Saturday, October 25, 2014

AccuRadio Song Of The Day-Haydn Quartet

Artist:Haydn Quartet f/Harry Macdonough
Song:Will You Love Me In December As You Do In May?
Album:1906: When Things Was Lookin' Bright

The Haydn Quartet was a very popular vocal group in the early days of recorded sound. They were formed in 1896 as the Edison Quartet recording for Edison Records owned by phonograph inventor Thomas Edison. They changed the name to Haydn Quartet to record for other companies. Harry Macdonough was born John Scantlebury Macdonald May 30, 1871 in Hamilton, ON. He joined the Haydn Quartet in 1898. The group signed with Victor Records in 1901 and had success with songs like In The Good Old Summertime and Sweet Adeline.
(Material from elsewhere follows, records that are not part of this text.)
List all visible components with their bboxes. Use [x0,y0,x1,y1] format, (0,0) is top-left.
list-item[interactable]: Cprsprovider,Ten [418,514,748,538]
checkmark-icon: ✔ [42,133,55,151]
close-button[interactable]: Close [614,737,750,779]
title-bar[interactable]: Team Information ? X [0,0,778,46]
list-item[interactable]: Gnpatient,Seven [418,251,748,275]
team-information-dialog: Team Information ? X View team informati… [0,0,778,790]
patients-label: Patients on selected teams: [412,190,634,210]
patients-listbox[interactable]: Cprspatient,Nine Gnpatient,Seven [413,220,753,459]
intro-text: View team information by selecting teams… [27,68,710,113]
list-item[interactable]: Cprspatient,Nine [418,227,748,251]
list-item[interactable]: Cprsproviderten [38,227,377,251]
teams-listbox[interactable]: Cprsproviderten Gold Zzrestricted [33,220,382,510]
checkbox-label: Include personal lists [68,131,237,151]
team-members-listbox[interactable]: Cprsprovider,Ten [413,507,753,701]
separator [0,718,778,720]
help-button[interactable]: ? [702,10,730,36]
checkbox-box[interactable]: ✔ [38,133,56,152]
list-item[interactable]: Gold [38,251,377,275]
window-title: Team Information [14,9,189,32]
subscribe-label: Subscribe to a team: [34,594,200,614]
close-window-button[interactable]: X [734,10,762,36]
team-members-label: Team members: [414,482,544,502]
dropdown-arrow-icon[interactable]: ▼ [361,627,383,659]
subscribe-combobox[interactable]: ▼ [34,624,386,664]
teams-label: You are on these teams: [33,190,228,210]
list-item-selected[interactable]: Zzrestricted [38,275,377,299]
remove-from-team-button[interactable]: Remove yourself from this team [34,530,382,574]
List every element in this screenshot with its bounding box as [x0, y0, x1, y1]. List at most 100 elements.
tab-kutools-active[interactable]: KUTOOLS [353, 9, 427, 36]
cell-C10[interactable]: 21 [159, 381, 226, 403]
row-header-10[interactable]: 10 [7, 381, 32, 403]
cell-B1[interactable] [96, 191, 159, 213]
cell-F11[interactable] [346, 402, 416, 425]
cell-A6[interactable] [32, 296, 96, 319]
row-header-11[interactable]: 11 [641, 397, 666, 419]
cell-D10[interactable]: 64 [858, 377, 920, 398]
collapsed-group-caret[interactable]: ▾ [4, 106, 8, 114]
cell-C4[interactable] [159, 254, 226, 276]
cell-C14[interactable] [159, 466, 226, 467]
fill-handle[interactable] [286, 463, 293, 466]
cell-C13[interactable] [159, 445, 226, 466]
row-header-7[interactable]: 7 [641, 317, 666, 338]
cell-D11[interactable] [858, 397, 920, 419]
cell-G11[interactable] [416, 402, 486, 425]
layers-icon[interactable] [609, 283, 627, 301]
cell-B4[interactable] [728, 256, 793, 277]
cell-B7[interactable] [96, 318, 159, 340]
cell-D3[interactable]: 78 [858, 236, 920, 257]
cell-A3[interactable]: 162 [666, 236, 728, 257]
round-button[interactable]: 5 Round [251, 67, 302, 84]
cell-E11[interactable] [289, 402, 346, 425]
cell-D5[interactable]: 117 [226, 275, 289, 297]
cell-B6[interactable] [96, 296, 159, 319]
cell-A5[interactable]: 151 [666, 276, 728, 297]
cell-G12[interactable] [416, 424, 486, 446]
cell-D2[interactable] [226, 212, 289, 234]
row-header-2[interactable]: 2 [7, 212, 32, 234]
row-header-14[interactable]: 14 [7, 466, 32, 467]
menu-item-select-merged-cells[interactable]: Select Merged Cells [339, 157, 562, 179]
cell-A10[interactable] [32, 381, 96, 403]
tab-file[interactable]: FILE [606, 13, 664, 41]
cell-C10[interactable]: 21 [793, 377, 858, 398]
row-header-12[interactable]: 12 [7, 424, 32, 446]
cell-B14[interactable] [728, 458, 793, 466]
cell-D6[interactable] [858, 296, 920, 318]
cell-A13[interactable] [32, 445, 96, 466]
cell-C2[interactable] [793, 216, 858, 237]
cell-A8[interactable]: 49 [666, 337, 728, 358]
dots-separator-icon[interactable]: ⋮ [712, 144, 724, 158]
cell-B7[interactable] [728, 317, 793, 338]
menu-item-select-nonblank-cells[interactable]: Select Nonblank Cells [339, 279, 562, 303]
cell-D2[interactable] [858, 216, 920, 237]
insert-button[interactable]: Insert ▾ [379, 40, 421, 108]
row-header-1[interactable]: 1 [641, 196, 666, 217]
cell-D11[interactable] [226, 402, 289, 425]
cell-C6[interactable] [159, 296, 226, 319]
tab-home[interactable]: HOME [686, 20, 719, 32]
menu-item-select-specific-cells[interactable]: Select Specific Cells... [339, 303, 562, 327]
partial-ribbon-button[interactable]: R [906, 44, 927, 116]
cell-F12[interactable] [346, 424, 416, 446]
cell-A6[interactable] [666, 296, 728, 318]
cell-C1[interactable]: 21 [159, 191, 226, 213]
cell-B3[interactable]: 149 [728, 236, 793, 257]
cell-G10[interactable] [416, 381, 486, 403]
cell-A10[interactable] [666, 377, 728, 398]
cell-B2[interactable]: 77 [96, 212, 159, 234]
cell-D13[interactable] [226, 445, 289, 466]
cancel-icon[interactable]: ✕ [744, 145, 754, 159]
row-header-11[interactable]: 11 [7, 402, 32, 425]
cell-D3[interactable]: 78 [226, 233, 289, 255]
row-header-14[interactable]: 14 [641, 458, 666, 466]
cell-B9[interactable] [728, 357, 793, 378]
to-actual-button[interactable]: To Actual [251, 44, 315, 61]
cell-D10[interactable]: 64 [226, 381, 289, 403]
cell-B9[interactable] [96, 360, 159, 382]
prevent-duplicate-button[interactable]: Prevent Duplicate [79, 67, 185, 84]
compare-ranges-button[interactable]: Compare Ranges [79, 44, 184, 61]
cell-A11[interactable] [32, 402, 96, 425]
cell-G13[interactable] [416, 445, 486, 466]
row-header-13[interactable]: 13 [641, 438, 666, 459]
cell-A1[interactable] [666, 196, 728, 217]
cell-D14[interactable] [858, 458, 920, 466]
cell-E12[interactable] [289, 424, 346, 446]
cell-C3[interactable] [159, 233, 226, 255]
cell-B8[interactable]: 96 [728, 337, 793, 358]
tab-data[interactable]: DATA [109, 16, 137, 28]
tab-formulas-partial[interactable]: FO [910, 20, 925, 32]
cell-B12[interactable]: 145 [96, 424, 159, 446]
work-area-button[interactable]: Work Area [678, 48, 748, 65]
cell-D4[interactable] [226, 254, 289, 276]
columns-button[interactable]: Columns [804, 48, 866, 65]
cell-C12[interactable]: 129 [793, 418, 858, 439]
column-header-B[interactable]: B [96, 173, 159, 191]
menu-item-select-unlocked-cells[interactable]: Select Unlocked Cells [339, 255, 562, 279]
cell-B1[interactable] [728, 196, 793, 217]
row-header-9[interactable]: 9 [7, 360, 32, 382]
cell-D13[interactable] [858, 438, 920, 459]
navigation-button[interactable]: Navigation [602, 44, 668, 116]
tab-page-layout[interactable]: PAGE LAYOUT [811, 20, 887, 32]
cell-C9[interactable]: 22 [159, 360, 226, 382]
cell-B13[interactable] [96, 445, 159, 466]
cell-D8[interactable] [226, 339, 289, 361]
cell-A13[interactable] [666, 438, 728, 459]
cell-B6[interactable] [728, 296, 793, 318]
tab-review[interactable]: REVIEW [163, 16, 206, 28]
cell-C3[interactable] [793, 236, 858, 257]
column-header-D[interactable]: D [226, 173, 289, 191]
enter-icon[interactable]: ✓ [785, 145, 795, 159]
Will You Love Me In December As You Do In May? was released in 1906. While Macdonough was singing for the Haydn Quartet, he was recording studio manager for Victor in New York. By 1908, he left the Haydn Quartet and after several years at Victor as sales manager and later A & R manager, he moved to Columbia Records in 1925. He died on Sept. 26, 1931 at age 60. Will You Love Me In December As You Do In May? was written by future New York City mayor Jimmy Walker and Ernest Ball who also wrote When Irish Eyes Are Smiling. The song is a barbershop quartet standard. This recording is on a CD that is part of a series released by the historic music label Archeophone. This one covers songs from 1906. In 1910, Victor replaced the Haydn Quartet with the American Quartet featuring several Haydn Quartet members. The Haydn Quartet disbanded in 1914. Their sheet music was very popular in the early days of sound recording. And yes, this is the oldest recording I have ever featured on this blog. Here's a video for Will You Love Me In December as You Do In May? by the Haydn Quartet featuring Harry Macdonough.

1 comment:

  1. Wow.., Frank thank-you this is very old and yet historical. I really did not know they even did any of this way back in 1906. I guess its easy to feel that recording music and singing groups are a fairly modern phenomenon. I keep thinking of music starting in the 40's and then taking off in the 60's which is wrong of course, people have been singing since ancient times. And Edison's phonograph was an invention that caught on right away and was very popular, hence "popular music".